简介:近似所有人的癌症表演正常TP53基因表示的一半但是MDM2或MDMX的异常overexpression。这个事实建议有希望的癌症在指向在p53和MDM2/MDMX之间的相互作用的治疗学的策略。为了帮助,实现开发有效禁止者破坏p53-MDM2/MDMX相互作用的目标,我们系统地调查了结构并且有它和从用随机的分子的动力学模拟的一个原子论的观点的MDM2和MDMX的相互作用的禁止者的p53的相互作用特征。我们发现在MDM2和MDMX玩的结构的某特定的helices在他们的绑定给角色调音到禁止者,并且氢契约在MDM2或MDMX与它的对应物由p53的Trp23残余形成了,这在vivo从MDM2-p53建筑群决定MDM2-p53相互作用的混乱和p53的代替的动态比赛过程。结果在这报导纸被期望为设计功能的禁止者并且认识到癌症基因治疗的新策略提供基本信息。
简介:AlterationsinDNArepair,cellcycle,andapoptoticpathwaysareoftenassociatedwithcancerriskandradiationsensitivity.IndividualswithreducedDNAdamageresponsefaceagreatersensitivitytomutagenchallenge.Interindividualvariabilityinmutagenorradiationsensitivityandincancersusceptibilitymayalsobetracedbacktopolymorphismsofgenesaffectinge.g.DNArepaircapacity[1].

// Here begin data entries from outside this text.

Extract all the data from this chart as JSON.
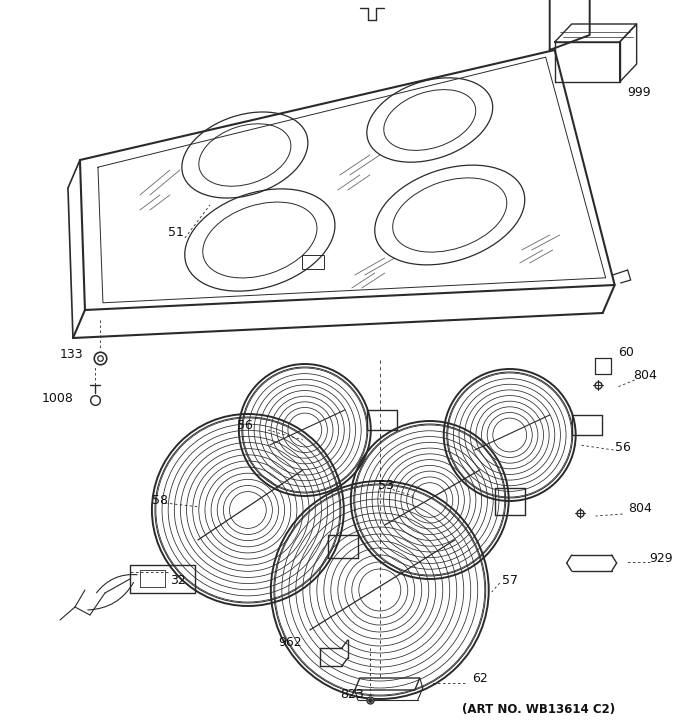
{
  "art_no": "(ART NO. WB13614 C2)",
  "background_color": "#ffffff",
  "line_color": "#2a2a2a",
  "figsize": [
    6.8,
    7.25
  ],
  "dpi": 100
}
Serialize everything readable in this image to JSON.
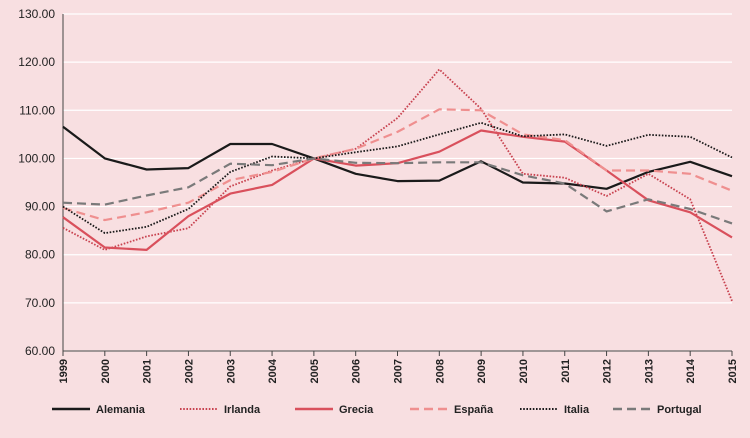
{
  "chart_data": {
    "type": "line",
    "title": "",
    "xlabel": "",
    "ylabel": "",
    "ylim": [
      60,
      130
    ],
    "yticks": [
      "60.00",
      "70.00",
      "80.00",
      "90.00",
      "100.00",
      "110.00",
      "120.00",
      "130.00"
    ],
    "ytick_values": [
      60,
      70,
      80,
      90,
      100,
      110,
      120,
      130
    ],
    "categories": [
      "1999",
      "2000",
      "2001",
      "2002",
      "2003",
      "2004",
      "2005",
      "2006",
      "2007",
      "2008",
      "2009",
      "2010",
      "2011",
      "2012",
      "2013",
      "2014",
      "2015"
    ],
    "grid": true,
    "legend_position": "bottom",
    "series": [
      {
        "name": "Alemania",
        "color": "#1a1a1a",
        "style": "solid",
        "values": [
          106.6,
          100.0,
          97.7,
          98.0,
          103.0,
          103.0,
          100.0,
          96.8,
          95.3,
          95.4,
          99.4,
          95.0,
          94.8,
          93.7,
          97.2,
          99.3,
          96.3
        ]
      },
      {
        "name": "Irlanda",
        "color": "#c8424f",
        "style": "dotted",
        "values": [
          85.6,
          81.0,
          83.8,
          85.5,
          94.2,
          97.5,
          100.0,
          102.0,
          108.4,
          118.5,
          110.3,
          96.8,
          96.0,
          92.2,
          96.8,
          91.5,
          70.4
        ]
      },
      {
        "name": "Grecia",
        "color": "#d9505c",
        "style": "solid",
        "values": [
          87.8,
          81.5,
          81.0,
          88.0,
          92.7,
          94.5,
          100.0,
          98.5,
          99.0,
          101.4,
          105.8,
          104.5,
          103.5,
          97.5,
          91.3,
          88.8,
          83.6
        ]
      },
      {
        "name": "España",
        "color": "#ef8f8f",
        "style": "dashed",
        "values": [
          89.7,
          87.2,
          88.8,
          90.8,
          95.5,
          97.2,
          100.0,
          102.0,
          105.5,
          110.2,
          110.0,
          105.0,
          103.8,
          97.5,
          97.5,
          96.8,
          93.3
        ]
      },
      {
        "name": "Italia",
        "color": "#1a1a1a",
        "style": "dotted",
        "values": [
          90.0,
          84.5,
          85.8,
          89.5,
          97.2,
          100.4,
          100.0,
          101.3,
          102.5,
          105.0,
          107.4,
          104.6,
          105.0,
          102.6,
          104.9,
          104.5,
          100.2
        ]
      },
      {
        "name": "Portugal",
        "color": "#7a7a7a",
        "style": "dashed",
        "values": [
          90.8,
          90.4,
          92.3,
          94.0,
          98.9,
          98.6,
          100.0,
          99.1,
          99.0,
          99.2,
          99.2,
          96.5,
          94.8,
          89.0,
          91.5,
          89.5,
          86.5
        ]
      }
    ]
  }
}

简介:Non-smallcelllungcancer(NSCLC)accountsfor85%oflungcancer,whichistheleadingcauseofdeathinlungcancerpatient.RoutinetreatmentofNSCLCcannoteffectivelychangethesurvivalrateofpatients,oneimportantreasonistheincreasedradioresistanceoftumorcellsafterconventionalradiotherapy.

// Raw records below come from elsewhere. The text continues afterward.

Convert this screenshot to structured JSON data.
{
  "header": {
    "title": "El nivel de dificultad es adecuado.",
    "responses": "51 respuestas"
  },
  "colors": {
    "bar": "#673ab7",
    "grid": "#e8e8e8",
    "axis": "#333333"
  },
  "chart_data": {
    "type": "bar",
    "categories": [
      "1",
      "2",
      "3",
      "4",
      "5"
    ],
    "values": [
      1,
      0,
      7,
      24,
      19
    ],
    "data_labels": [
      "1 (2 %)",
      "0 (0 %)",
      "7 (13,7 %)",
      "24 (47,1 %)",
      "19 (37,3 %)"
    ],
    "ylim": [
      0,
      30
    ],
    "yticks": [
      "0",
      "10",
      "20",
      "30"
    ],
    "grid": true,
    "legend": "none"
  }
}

简介:TodepictthedetailsthatCHOP(C/EBPhomologousprotein)regulatesautophagyandapoptosisinbreastcancercells,theexpressionofCHOPwasinhibitedbytransfectionwithsiRNAsequence.AsshowninFig.1,radiati-Fig.1CHOPinhibitionbysiRNAatmRNAandproteinlevelsafterradiation.onelicitedahigherexpressionofCHOPintheNCgroupcomparedwithcontrol.However,thishigherexpressionwassignificantlyinhibitedinthesiRNAgroup.